A group of Florida pediatric providers is warning they have only weeks of operating runway left, saying a Medicaid funding shift has diverted dollars from routine pediatric care to cover Applied Behavior Analysis, or ABA.

The shift dates to February 2025, when Florida moved its ABA benefit into Medicaid managed care. Since then, providers say, funding for routine pediatric care has been redirected to cover ABA services even though ABA is provided to only a very small portion of the Medicaid population.

Florida, like several other states, had seen its Medicaid ABA spending grow rapidly in recent years, and federal and state investigators have documented schemes in which providers billed for services that were not delivered or were performed by unqualified staff. Moving ABA into managed care was, in part, an attempt to give health plans tighter control over provider enrollment and service authorizations.

The concern lands against a backdrop of active state attention to Medicaid fraud. Attorney General James Uthmeier and Agency for Health Care Administration (AHCA) Secretary Shevaun Harris announced a new Public Assistance Fraud Task Force this month, with Harris pledging her agency’s full support for prosecuting those who defraud programs like Medicaid.

Pediatric providers contacted for this article expressed support for the task force and said the state’s enforcement efforts are welcome. Rooting out fraudulent billing, they said, is essential to restoring the integrity of the program. But they also said that enforcement alone will not close the funding gap that has opened for routine pediatric care. Without a correction to how rates are set, they said, some practices may not survive long enough to see the fraud problem solved.

C. Baker Wright, Ph.D., BCBA-D, a Tallahassee-based behavior analyst and owner of Behavior Management Consultants, Inc., has followed the transition since the state first signaled the shift. He said the underlying concern about fraud is legitimate and widely shared among clinicians.

“Behavior analysis is about quality, not quantity,” Wright said. “Behavior analysis services are highly individualized, and not every child needs 30-plus hours a week of therapy to be effective. Although this is not the only practice contributing to the problem, it is one of them. The fraud problem is real, and it needs to be addressed.”

One of the solutions to the fraud and waste problem, Wright said, is a better controlled and managed authorization system, within which there are tighter controls on how many hours are authorized based on the individual clinical need of each child, rather than across-the-board rate adjustments.

In his own experience, the managed care transition squeezed smaller providers out of networks when plans offered to contract at 80% of Medicaid’s already-low rates. Smaller practices doing lower-hour, higher-quality work walked away from those contracts. Higher-volume operators, which tend to bill for more therapy hours at lower pay rates for their technicians, absorbed the cut or were more powerful in negotiating higher rates.

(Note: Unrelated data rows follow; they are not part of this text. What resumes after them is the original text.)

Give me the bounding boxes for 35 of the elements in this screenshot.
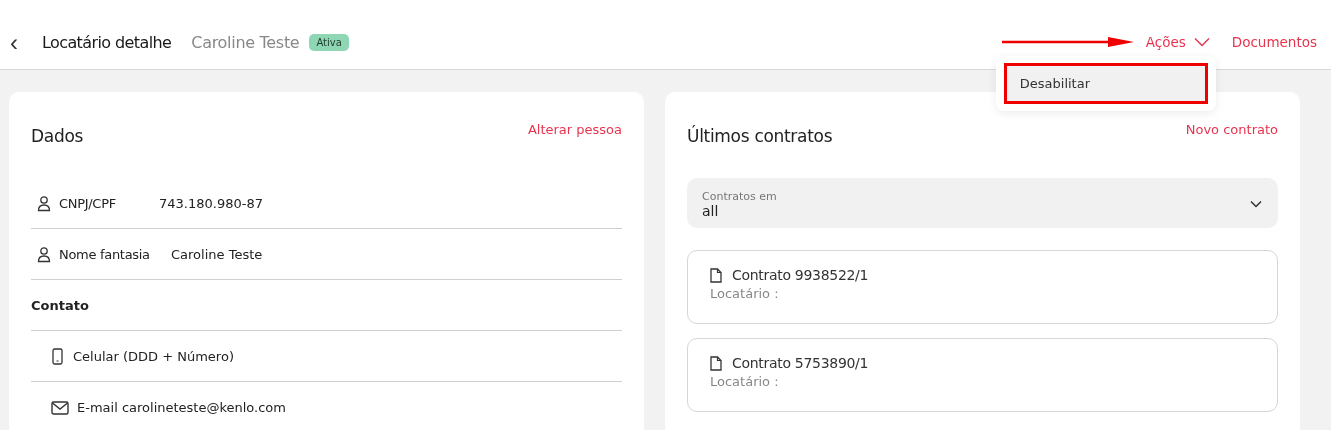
document-icon <box>710 355 722 371</box>
contract-subtitle: Locatário : <box>710 286 780 301</box>
contract-card[interactable]: Contrato 5753890/1 Locatário : <box>687 338 1278 412</box>
status-badge: Ativa <box>309 34 349 51</box>
field-value: Caroline Teste <box>171 246 263 262</box>
contract-subtitle: Locatário : <box>710 374 780 389</box>
person-name: Caroline Teste <box>191 33 300 52</box>
field-label: Nome fantasia <box>59 246 151 262</box>
back-button[interactable]: ‹ <box>4 30 24 55</box>
menu-item[interactable]: Desabilitar <box>1003 62 1208 104</box>
contact-text: E-mail carolineteste@kenlo.com <box>77 400 286 415</box>
mail-icon <box>51 399 69 416</box>
contract-card[interactable]: Contrato 9938522/1 Locatário : <box>687 250 1278 324</box>
section-title: Últimos contratos <box>687 126 833 146</box>
phone-icon <box>51 347 65 365</box>
page-title: Locatário detalhe <box>42 33 172 52</box>
chevron-icon <box>1193 36 1210 47</box>
section-title: Dados <box>31 126 84 146</box>
section-heading: Contato <box>31 297 89 313</box>
contact-text: Celular (DDD + Número) <box>73 348 234 364</box>
field-value: 743.180.980-87 <box>159 195 263 211</box>
contract-title: Contrato 5753890/1 <box>732 355 869 371</box>
documents-link[interactable]: Documentos <box>1231 33 1317 50</box>
contract-title: Contrato 9938522/1 <box>732 267 869 283</box>
select-label: Contratos em <box>702 189 777 203</box>
chevron-icon <box>1250 200 1262 208</box>
person-icon <box>37 245 51 263</box>
document-icon <box>710 267 722 283</box>
select-value: all <box>702 202 720 219</box>
person-icon <box>37 194 51 212</box>
contracts-filter-select[interactable]: Contratos em all <box>687 178 1278 228</box>
change-person-link[interactable]: Alterar pessoa <box>527 122 622 137</box>
actions-dropdown[interactable]: Ações <box>1145 33 1210 50</box>
new-contract-link[interactable]: Novo contrato <box>1185 122 1278 137</box>
field-label: CNPJ/CPF <box>59 195 117 211</box>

Wright said he has seen cases where well-delivered therapy makes a meaningful difference for individual families. He described working with a young nonverbal child with aggressive behaviors whose family had been unable to go out together for years. After treatment focused on communication, social skills and behavior reduction, the family sent his team a photo from the beach. He described this simple family selfie as “a life-changing event for them.”

Wright said the access question cuts both ways. ABA providers work best when they are coordinating with a child’s pediatrician — sharing data on behavior, communication and response to medication changes that helps both sides make better decisions.

“That relationship can be a deal-maker for these families,” he said. When the broader pediatric care system is under financial strain, he said, those partnerships get harder to sustain.

Providers who work with children on Medicaid say the ABA access issue and the routine pediatric funding issue are connected but distinct: Both flow from the same managed care transition, both affect families who depend on Medicaid, and neither is served by the current rate structure.

Providers say they have raised the pediatric rate concerns with state officials, and that the Governor’s Office has signaled a willingness to engage. Conversations with health plan executives have begun and, while AHCA has not yet issued a public response, several communications directed to Medicaid Managed Care plans in recent months have sought to gain more understanding as to the nature of the issue and find resolution. Even with state support, Medicaid Managed Care plans will need to reach agreement with providers on how to reallocate funding to solve this shortfall.

Providers say the imbalance can be corrected without disrupting the broader program and without reducing support for the families who rely on ABA. Any correction would need to ensure that funding for routine pediatric services reflects the actual costs of delivering that care in each community, rather than being absorbed into a statewide average that presumes the wrong pattern of utilization.

But without a correction, providers warn, Medicaid-serving pediatric clinics could be forced to close or consolidate, narrowing access to basic care for some of Florida’s most vulnerable children before most families realize what has changed.

State inaction, they say, would cause lasting damage to children’s wellbeing and to the providers who care for them, and would add pressure to Florida’s broader healthcare system in ways that reach well beyond Medicaid.